Skills can be taught: Embracing the core of IB

Updated: May 20

When they embrace the growth mindset and build skills, they will see positive results in their academic performance.


“My responsibility as a teacher is to enable my students to see the BIG picture,” says Shalini John, Head of IBDP at the Aditya Birla World Academy in Mumbai. Shalini has been a teacher since 1994 and has witnessed education’s many changes and transitions. A significant change has been the shift to learner centric teaching and inter-disciplinary collaboration. While teachers need to give students agency and freedom, students also need clear roadmaps to help them take control of their learning processes. A firm advocate of the growth mindset, Shalini believes that life skills can truly contribute to academic success.

“As an IB head, I want to empower students with important skills,”

she says. “Teachers too need to constantly update their skills so that their students are more engaged in teaching and learning.”

Making the best of the IB Diploma Program

In today’s education scenario, teachers face different challenges. One challenge is to make students self-directed learners. The IB Diploma program, for instance, gives students many opportunities to steer their own learning journey but many of them need structure and the skillsets to navigate their own course.

“We have a very detailed and very robust DP assessment calendar,” says Shalini. “We share this with the students at the beginning of the academic year. “The entire year’s deadlines are shared, including those for internal assessments, TOK deadlines, extended essay, and even timelines for the summative assessments.” While this makes it easier for students to be organized, it also makes them responsible for their own learning. Self-reflection sessions with students during every reporting cycle also helps.

“We expect the students to do a SWOT analysis and this helps them reflect on what went well, what could have been done better, and what measures could be put in place to bring about changes.”

Shalini says that a huge challenge faced by DP students is time management. DP students grapple with numerous impending submissions and deadlines. According to Shalini, the school’s SEN faculty steps in to support the and helps them to create a study-schedule for themselves.

“We also place a lot of emphasis on the emotional well-being of the student,” she says. “The curriculum is very demanding. I think if they are not emotionally strong, they are less equipped to handle their learning. The school’s pastoral care team provides emotional support and guidance to the students to ensure that they are successful learners.”

Ungraded skills and academic success

As someone who attributes learning success with emotional well-being, Shalini links certain skills to academic excellence. She says,

“I believe that the whole philosophy of the IB revolves around the approaches to learning. These include skills of thinking, research, communication, social and self-management. If these skills are in place, it will automatically lead to academic success and the scores will follow.”

The IB has identified the learner profile attributes, this helps teachers establish a link between skill-building and the attributes. She believes that it is very crucial to develop these skills in the student. With the job market changing considerably, employers are looking for people with the right attitude and skill sets. “I think we as educators should keep this in mind and give our students a holistic education,” says Shalini. “A holistic education includes building a growth mindset and moving away from the fixed mindset. We need to provide students access to numerous opportunities. They could be in the form of extra-curricular activities, international competitions, inter-house competitions, inter-school competitions, and internships.

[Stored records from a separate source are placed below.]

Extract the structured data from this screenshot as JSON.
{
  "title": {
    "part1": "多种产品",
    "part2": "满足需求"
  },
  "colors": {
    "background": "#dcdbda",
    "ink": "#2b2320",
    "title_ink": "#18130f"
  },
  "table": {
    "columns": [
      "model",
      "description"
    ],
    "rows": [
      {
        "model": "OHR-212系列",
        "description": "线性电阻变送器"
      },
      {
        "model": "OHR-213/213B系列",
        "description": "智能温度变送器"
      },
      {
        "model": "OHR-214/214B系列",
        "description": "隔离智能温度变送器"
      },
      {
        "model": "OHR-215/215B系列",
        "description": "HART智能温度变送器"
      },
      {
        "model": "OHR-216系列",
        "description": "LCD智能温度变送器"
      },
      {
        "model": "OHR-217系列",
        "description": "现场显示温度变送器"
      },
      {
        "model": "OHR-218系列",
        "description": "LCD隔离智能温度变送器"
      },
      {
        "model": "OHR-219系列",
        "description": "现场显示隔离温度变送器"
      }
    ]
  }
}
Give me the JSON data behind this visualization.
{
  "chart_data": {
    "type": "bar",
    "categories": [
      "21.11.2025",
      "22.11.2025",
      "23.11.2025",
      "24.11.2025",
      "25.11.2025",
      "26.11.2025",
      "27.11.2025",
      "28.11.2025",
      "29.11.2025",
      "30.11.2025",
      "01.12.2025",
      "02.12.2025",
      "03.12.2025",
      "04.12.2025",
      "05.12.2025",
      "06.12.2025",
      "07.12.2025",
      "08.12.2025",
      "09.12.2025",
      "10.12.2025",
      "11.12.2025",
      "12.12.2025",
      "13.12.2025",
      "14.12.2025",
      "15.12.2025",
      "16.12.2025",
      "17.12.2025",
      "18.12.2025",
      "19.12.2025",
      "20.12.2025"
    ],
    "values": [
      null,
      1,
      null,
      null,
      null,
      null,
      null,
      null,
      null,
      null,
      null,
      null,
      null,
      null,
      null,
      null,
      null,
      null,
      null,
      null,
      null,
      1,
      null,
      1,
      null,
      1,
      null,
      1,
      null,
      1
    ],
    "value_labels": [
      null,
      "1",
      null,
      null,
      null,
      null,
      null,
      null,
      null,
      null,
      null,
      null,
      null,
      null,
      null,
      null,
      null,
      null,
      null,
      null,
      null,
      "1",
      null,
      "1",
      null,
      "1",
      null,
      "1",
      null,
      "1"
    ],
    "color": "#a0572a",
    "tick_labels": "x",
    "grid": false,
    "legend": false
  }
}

At ABWA the session Academia and Industry, included as a part of our Pre-IB program brings our students face to face with experts and professionals from different fields. This enables students to establish connections with the world outside the classroom and develop a better understanding of the demands of work life.”

Bridging gaps to make students DP Ready!

When Shalini first met the Callido team, she was impressed with the organization’s vision. “The Callido team comprises of the IB alumni, thus they have a clear understanding of the needs of the curriculum and the skills that each child would require through the two years, which is why we introduced the program for the year one students of the DP,” she says.

Shalini says, trying to do justice to both skill development and content delivery within the school schedule is challenging, Callido’s sessions on critical thinking and research skills helps the students with their academic writing. The Callido modules scaffold a student’s learning process and helps them complete their IAs successfully. The Extended Essay modules further helps the students frame research questions, understand the research methodology. She says,

“Writing the 4000-word essays isn’t such a daunting task for the students anymore. “Callido has been very instrumental in developing the required skills. I strongly believe these skills need to be taught and can’t be left to chance.”

In fact, Shalini says that she has had alumni of the school come back to her and tell her how their learning from the Callido modules have helped them even at university.

“If an ex-student can come back and tell you this, then running these sessions has proved to be a worthwhile investment.”

Talking about the mammoth shift to online learning during the COVID crisis, Shalini says it is business as usual at Aditya Birla World Academy. “We have online classes for our current DP1 students and have started the Pre-IB sessions for the grade ten students too”, she says. “We need to keep teaching and learning going to ensure minimal loss of academic time. We are also starting with the online Callido session as a part of the Pre-IB.”

Shalini insists that it is important to make our students lifelong learners. “The thirst for learning is something that they should carry forward for the rest of their life,” she says. “Its important for students to set realistic goals for themselves. Grades cannot be the prime focus, education has to be holistic and inclusive. It is for us educators to bring out the best in each one of our students.”